Issue #2: Same Sex Marriage – this one is frequently cited as the most obvious movement leftward (or toward the “more free” end) of the Overton Window. Clearly in the “radical” or “unthinkable” range in 2000, despite the quite visible existence of a Gay Rights Movement since at least 1969 (Stonewall Riots), Barack Obama refused to campaign in favor of gay marriage in 2008. Yet, without the need for a constitutional amendment, by 2015 the Supreme Court, followed rather abruptly by many public opinion polls, endorsed the right to marry whomever one chooses. Clearly, the Window moved, but what caused the move? Advocacy groups insist it was their coordinated campaign over four decades or so that finally bore fruit. But is there an alternative explanation? Perhaps, instead of the activists, it was simply a matter of the public growing more tolerant of all types of sexual nonconformity. Or it may have been the TV series “Will and Grace” – a subtle combination of both activism and public nonchalance.
Issue #3: Reproductive Freedom for Women – here, we have an apparent movement of the Overton Window from the 2000 status quo of what the Mackinac Center might call more freedom (of control over reproductive care) toward the “less free” world of 2023 regarding availability of legal abortion. But the post-Dobbs environment we live in now may not reflect movement of public opinion so much as politicians and political appointees (Supreme Court justices) acting in disregard of public opinion. This may represent the perverse side of the Overton Window: a steamroller effect generated by special interests (religious), well-orchestrated across society, but never having popular backing. It’s a case where we see the Window moving among the political class, but not the people.
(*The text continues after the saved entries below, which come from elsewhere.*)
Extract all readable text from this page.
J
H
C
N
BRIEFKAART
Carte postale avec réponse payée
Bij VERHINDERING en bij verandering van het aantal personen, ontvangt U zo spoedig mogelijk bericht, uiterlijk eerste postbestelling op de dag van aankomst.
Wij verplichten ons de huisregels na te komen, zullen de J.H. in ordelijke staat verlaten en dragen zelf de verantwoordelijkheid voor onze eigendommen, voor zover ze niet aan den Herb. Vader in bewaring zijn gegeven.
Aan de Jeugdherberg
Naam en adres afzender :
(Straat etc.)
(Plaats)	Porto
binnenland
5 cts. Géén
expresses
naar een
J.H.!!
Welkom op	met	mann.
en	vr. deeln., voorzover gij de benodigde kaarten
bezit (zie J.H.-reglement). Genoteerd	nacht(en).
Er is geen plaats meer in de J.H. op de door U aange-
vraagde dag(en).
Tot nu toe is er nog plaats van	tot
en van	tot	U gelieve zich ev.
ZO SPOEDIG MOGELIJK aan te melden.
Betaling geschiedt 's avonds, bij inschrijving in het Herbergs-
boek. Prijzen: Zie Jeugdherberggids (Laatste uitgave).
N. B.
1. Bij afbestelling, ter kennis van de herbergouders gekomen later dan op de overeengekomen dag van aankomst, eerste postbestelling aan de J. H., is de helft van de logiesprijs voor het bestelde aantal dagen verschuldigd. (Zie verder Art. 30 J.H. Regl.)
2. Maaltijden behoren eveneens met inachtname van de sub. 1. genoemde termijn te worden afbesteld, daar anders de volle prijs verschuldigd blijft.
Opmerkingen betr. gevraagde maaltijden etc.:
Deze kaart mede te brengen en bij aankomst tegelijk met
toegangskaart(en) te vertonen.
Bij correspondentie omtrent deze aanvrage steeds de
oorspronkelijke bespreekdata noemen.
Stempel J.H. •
So, how do we tell the difference between real public opinion versus the voices that political candidates hear? In the polarized world we inhabit, especially in 2023 (more than in 2000), tribal voices on any given policy issue may outshout the more scientific polling organizations’ efforts to reflect what people are really thinking. And, in the end, even those pollsters should probably be taken with a grain of salt by political campaigns. Nothing can supplant basic political instinct for being an advocate for your constituents – or potential constituents. Politicians of both parties need to be careful who gets their ear. They shouldn’t make assumptions about the Overton Window moving without first checking their evidence. But then, there is also that thorny matter of donors!